What sets UCLA apart from USC, we tell ourselves, is that this campus provides education for all, while that other school does so for the privileged.
Indeed, there is perhaps no greater insult to a public university’s stakeholders than it adopting the most-maligned practices of private institutions – namely, compromising the admissions of deserving students for the rich, well-connected or otherwise dubiously qualified.
That’s why the outrage was nearly universal when the California state auditor found in March that the University of California has been admitting fewer qualified local students in recent years to admit greater numbers of out-of-state applicants to deal with consistent declines in state funding.
This belief – that the UC should serve Californians first – that underpins the outrage didn’t come out of thin air. It’s at the heart of the 1868 Organic Act that founded the University and has been continually reinforced by influential leaders in the many decades since. We’ve come to understand that the UC, as a public land-grant institution, predominantly aims to provide accessible higher education for the state and its residents, above everyone else.
Yet, in a since-forgotten revelation from 20 years ago, the Los Angeles Times and the Daily Bruin both found that UCLA was putting the desires of a few over the needs of many by giving extra consideration – or even reversing rejections – for applicants with well-connected or wealthy parents.
Call it UCLA’s own USC phase – a school sometimes unduly criticized for being a playground for the rich.
While UCLA was in the midst of a large fundraising effort during the time – as it is now, with the Centennial Campaign – the LA Times found that university top brass in Murphy Hall were being constantly inundated with requests from politicians, wealthy donors, wealthy donors to-be and even an LA Times editor to give their child or relative’s application a better look. Sometimes, they heeded. Shockingly, university officials vigorously defended the legitimacy of the practice.
In the most egregious case detailed in the Times report, an applicant – a nephew of a Saudi oil sheik – was rejected by both readers until then-chancellor Charles E. Young personally intervened to reverse the decision.

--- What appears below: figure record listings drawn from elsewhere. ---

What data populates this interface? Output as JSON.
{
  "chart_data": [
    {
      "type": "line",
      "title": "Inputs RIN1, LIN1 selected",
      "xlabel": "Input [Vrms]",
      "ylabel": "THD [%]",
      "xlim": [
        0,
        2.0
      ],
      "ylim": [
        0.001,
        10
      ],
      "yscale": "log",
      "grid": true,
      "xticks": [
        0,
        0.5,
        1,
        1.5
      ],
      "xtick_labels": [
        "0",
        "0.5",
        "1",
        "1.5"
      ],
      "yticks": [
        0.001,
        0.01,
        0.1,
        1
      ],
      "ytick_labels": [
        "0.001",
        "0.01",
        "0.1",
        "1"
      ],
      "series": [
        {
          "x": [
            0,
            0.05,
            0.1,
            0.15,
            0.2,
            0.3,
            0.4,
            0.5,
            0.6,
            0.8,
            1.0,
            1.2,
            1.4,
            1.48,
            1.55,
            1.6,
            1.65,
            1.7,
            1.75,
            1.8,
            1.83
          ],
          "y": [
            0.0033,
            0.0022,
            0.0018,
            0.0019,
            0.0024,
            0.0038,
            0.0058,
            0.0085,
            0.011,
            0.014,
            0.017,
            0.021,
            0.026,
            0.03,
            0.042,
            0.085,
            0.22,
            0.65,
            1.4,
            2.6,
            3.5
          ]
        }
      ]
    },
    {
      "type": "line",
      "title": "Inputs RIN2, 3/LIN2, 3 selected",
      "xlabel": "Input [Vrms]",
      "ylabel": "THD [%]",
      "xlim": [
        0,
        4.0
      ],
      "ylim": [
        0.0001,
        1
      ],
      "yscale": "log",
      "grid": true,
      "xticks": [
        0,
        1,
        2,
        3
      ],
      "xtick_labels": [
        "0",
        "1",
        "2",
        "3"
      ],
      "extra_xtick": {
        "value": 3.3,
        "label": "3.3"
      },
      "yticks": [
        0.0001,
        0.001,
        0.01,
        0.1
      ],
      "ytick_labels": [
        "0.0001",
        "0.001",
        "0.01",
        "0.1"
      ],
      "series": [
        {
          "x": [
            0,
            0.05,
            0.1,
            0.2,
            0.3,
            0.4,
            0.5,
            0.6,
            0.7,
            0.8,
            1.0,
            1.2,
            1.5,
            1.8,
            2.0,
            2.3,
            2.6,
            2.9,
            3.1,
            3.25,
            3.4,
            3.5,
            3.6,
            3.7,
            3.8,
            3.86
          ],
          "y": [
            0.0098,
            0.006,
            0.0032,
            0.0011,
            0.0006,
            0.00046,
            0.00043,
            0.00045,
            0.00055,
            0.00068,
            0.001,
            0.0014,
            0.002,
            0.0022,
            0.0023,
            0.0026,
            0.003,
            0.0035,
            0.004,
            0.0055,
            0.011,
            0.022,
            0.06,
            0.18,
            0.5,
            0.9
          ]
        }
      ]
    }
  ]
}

His SAT score of 700, around 1050 in the modern standard, wasn’t even enough to get into many California State University schools, and was certainly lower than those of thousands of other applicants in the pool.
A separate investigation by the Bruin revealed what came to be characterized as a two-track system for admission to the College of Letters and Science: an informal “back-door requests” process utilized by the wealthy and well-connected, and the regular admissions regime for everyone else. This application of the UC’s little-known “special action” admissions resembled the old quota systems for underrepresented minority applicants that were contested and struck down in the UC Regents v. Bakke supreme court case of 1978.
While this massive breach in what was seen as a largely meritocratic process must have been just as outrage-inducing as the state auditor’s findings on out-of-state students are for us, the whole incident was overshadowed by a much more charged debate over the 1995 ban on affirmative action passed by the UC Regents, which was a historically unprecedented decision, since the board typically does not decide or influence admissions policies.
The two events found an unlikely connection, though, since the Bruin investigation found that some of the regents who voted to end race-conscious admissions tried to use their own influence to sway the process in their own favor. It smacked of hypocrisy, to say the least – wealthy and powerful figures opposing greater accessibility to the UC for the disadvantaged in one moment and and wielding their influence to benefit themselves in the next.
1996 is best remembered as the year Proposition 209, which banned all race-based preferences in state government, was passed by the voters.
Both these events, in their own wildly controversial ways, have contributed to a common-sense belief that admits to UC campuses have earned it on the dint of their own hard work instead of who they know or characteristics of who they are. It may only be a matter of time before this idea shifts once again.